Opinion

The greatest risk to national security you’ve never heard of

Tensions with Russia are increasing with no end in sight. Over the course of the last year, the House discussed at length Russia’s successful attempts to meddle in our election — affecting what Americans hold most dear: our democracy. But now, Russia — through intensified submarine activity — is threatening our undersea cables. Should we be worried? Probably more than you think.

In a world of wireless and cloud computing, many imagine invisible waves jumping from the Earth toward satellites in space and back down. But that’s not how it works — not really.
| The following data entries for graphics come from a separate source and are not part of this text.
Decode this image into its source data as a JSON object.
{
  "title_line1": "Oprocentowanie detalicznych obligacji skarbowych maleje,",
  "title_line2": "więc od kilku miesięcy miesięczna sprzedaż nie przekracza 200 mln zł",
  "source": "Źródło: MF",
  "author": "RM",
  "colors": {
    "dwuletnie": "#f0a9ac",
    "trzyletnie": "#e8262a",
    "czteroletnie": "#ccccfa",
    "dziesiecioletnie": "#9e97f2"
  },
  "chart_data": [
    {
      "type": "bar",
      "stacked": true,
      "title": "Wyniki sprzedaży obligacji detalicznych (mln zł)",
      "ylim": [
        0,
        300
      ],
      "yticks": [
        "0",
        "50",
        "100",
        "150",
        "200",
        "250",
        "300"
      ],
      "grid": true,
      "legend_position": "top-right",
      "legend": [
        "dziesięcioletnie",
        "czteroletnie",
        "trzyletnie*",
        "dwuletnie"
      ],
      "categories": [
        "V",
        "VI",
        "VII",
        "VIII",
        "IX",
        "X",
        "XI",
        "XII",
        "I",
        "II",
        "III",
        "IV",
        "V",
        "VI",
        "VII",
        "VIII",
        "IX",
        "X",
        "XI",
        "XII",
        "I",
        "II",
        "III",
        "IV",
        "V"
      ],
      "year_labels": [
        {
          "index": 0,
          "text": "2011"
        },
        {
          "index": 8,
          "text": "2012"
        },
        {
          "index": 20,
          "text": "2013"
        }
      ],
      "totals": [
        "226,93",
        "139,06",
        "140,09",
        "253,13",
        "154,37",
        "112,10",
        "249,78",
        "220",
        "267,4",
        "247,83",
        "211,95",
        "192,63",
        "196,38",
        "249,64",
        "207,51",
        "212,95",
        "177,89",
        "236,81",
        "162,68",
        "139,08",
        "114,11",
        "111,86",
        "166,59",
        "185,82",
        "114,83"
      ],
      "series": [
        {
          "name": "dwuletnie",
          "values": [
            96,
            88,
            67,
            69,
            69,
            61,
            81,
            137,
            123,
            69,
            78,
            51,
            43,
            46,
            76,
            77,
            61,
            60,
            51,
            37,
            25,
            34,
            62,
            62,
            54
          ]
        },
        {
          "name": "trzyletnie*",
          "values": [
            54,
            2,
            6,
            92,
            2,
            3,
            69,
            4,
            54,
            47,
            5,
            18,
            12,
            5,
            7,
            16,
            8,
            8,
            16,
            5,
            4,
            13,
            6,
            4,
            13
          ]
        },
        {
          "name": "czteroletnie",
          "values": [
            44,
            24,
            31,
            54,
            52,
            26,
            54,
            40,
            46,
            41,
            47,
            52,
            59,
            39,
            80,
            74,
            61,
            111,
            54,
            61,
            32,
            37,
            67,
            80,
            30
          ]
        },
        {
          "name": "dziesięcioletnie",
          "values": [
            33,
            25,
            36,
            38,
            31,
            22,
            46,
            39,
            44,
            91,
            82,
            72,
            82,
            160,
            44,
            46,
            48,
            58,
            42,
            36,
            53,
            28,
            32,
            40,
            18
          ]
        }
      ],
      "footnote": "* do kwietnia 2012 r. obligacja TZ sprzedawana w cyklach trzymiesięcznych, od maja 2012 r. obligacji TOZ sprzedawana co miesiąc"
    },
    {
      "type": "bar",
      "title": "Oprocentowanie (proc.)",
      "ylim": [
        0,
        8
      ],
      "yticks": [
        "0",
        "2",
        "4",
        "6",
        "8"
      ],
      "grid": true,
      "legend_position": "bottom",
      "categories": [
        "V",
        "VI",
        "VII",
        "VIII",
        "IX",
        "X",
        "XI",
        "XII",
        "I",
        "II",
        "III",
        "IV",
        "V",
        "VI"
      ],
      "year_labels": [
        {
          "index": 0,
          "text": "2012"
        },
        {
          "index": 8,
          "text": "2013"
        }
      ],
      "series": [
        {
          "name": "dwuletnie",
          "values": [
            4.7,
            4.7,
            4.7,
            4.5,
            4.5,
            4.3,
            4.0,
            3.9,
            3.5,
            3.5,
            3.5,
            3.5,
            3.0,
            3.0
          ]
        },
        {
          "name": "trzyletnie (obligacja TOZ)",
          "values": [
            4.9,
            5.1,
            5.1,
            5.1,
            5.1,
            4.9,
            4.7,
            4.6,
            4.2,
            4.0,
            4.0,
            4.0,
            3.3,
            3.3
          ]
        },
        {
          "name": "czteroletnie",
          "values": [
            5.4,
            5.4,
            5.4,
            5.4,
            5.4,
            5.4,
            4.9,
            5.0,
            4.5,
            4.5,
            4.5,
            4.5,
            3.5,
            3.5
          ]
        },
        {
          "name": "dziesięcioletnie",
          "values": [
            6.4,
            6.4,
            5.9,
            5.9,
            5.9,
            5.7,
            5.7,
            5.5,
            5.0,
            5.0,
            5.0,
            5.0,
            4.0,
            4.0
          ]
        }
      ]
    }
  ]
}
The truth is, for the most part, the internet is more physical than many believe; we aren’t internationally connected by satellites in the sky, but by cables deep under the ocean’s surface. And since these cables are privately owned and maintained, anyone with malicious intent and the means to do so can drastically impact our way of life.

In fact, 98 percent of all international voice, data, video and internet traffic is through these submarine cables. Simply put, they are not only the backbone of the international telecommunications system but are absolutely fundamental to both our international financial system and the world’s global infrastructure at large.

The magnitude of the potential impact is seen in the United States’ Clearing House Interbank Payments System processes, which amount to over $1 trillion per day in all manner of commodity exchanges, securities and investments. So when it comes to these undersea cables, any tampering or destruction at the hands of either a malign state actor or terrorist organization could cause billions of dollars’ worth of economic damage in a short amount of time.

Workers prepare the launching ceremony of the Russian diesel-electric attack submarine Stary Oskol in Saint Petersburg on Aug. 28, 2014. Some U.S. officials are concerned about Russian submarine activity. (Olga Maltseva/AFP)
Workers prepare the launching ceremony of the Russian diesel-electric attack submarine Stary Oskol in Saint Petersburg on Aug. 28, 2014. Some U.S. officials are concerned about Russian submarine activity. (Olga Maltseva/AFP)

History has taught us the negative outcomes of vulnerable undersea cables. For example, during World War I, the British successfully destroyed a majority of Germany’s undersea cables, thus extensively limiting them in all manner of communications. The world witnessed another incident in 1959 when the Soviet Union cut cables off the coast of eastern Canada. In the present day, there is a real concern that malign actors can send damaging shock waves through the U.S. economy by destroying this vital infrastructure.

And while the current methodology for cable laying and repair works well for wear, tear and incidental damage, there is not a clear, robust response plan in the event of an intentional attack. This inadequacy is a glaring vulnerability in protecting our way of life — but it doesn’t have to be.

With the enactment of the fiscal 2020 National Defense Authorization Act, we have begun to alleviate the confusion associated with an unconventional, asymmetric attack by having the U.S. government hold cable-repair ships on retainer through a program called the Cable Ship Security Program. The CSSP concept has been adapted from the proven national security approach of the Maritime Security Program that allows the United States to pay an annual stipend to U.S.-flagged ships in order to have practical, immediate availability and direct mission control upon their activation. In this case, the CSSP ships would be activated should the cables that physically and digitally connect the United States to the rest of the world be damaged, destroyed or tampered with by those who wish to do us harm.

The CSSP is exactly what our nation needs in order to protect these cables, our international digital infrastructure and, most importantly, our way of life. I was proud to have sponsored the authorization for the CSSP as a bipartisan amendment that was ultimately adopted by Congress as part of the FY20 NDAA. Now, all that is left for us to do is to appropriate the funds for a program we have already established.

We cannot afford to wait until calamity has struck to begin eliminating this vulnerability. We must fund the Cable Ship Security Program this year. We owe it to the citizens of the United States to act before it is too late.

U.S. Rep. Rob Wittman, R-Va., is the ranking member of the Seapower and Projection Forces Subcommittee.